Il pronunciamento, che recepisce le indicazioni della Corte di Giustizia dell’Unione Europea, sancisce che le opere costruite su aree demaniali – bar, ristoranti, strutture in muratura o di difficile rimozione – diventano automaticamente di proprietà dello Stato alla scadenza della concessione, senza alcun indennizzo al concessionario, salvo patti specifici in senso contrario. Un passaggio che riafferma il carattere pubblico e inalienabile del demanio marittimo, ma che al tempo stesso riaccende il dibattito sulla sostenibilità economica del sistema delle concessioni.
Per il settore balneare, composto da migliaia di imprese familiari e piccole società che da decenni operano su aree demaniali, la sentenza del Consiglio di Stato costituisce un precedente di grande rilievo. La decisione chiarisce infatti che anche in caso di rinnovi o nuove concessioni, le opere non amovibili restano acquisite allo Stato e non possono essere considerate beni privati. Ciò implica che, alla fine di ogni rapporto concessorio, il concessionario perde ogni diritto sui manufatti realizzati, a meno che non sia stato contrattualmente previsto un indennizzo o una diversa disciplina.

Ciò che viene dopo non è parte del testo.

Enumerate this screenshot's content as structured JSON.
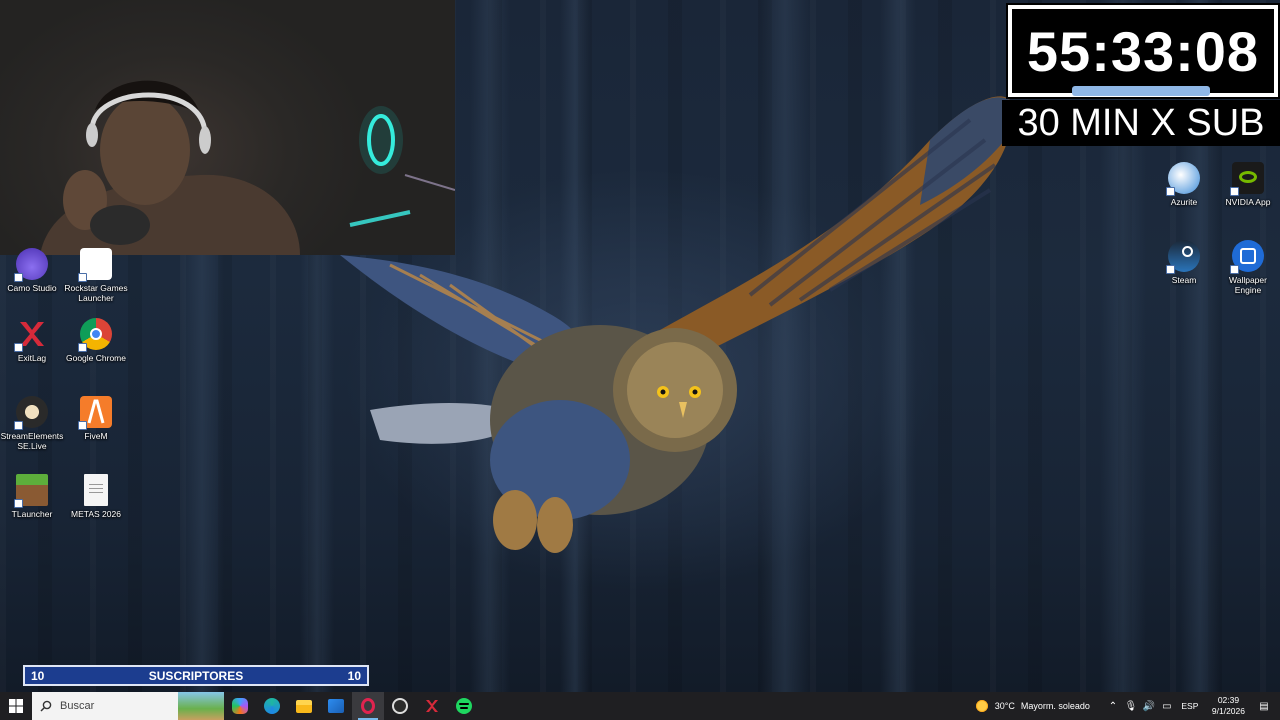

Il principio affermato dai giudici rischia di incidere profondamente sul valore patrimoniale delle aziende balneari, sulla possibilità di ottenere finanziamenti e sulla trasmissione d’impresa. Molti stabilimenti, infatti, hanno investito nel tempo somme ingenti per realizzare strutture oggi destinate, di diritto, a passare allo Stato. Si tratta di un nodo che il legislatore dovrà affrontare con urgenza, specie in vista della riforma complessiva del settore imposta dall’Unione Europea per garantire gare pubbliche e concorrenza.
Secondo la sentenza, non si tratta di “esproprio senza indennizzo”, ma dell’effetto naturale dell’uso di beni pubblici: chi sfrutta il demanio lo fa a titolo temporaneo, senza maturare diritti di proprietà. Tuttavia, la chiarezza giuridica non attenua l’impatto economico e sociale della decisione. Le associazioni di categoria chiedono ora un intervento normativo che salvaguardi chi ha investito nel tempo e che renda la transizione verso un nuovo sistema di concessioni meno traumatica.
In sostanza, la pronuncia del Consiglio di Stato segna la fine di ogni ambiguità: il demanio resta dello Stato, e con esso tutto ciò che vi è costruito. Ma lascia aperta la sfida più difficile — quella di coniugare legalità europea e tutela delle imprese che hanno fatto della costa italiana un patrimonio di accoglienza e lavoro.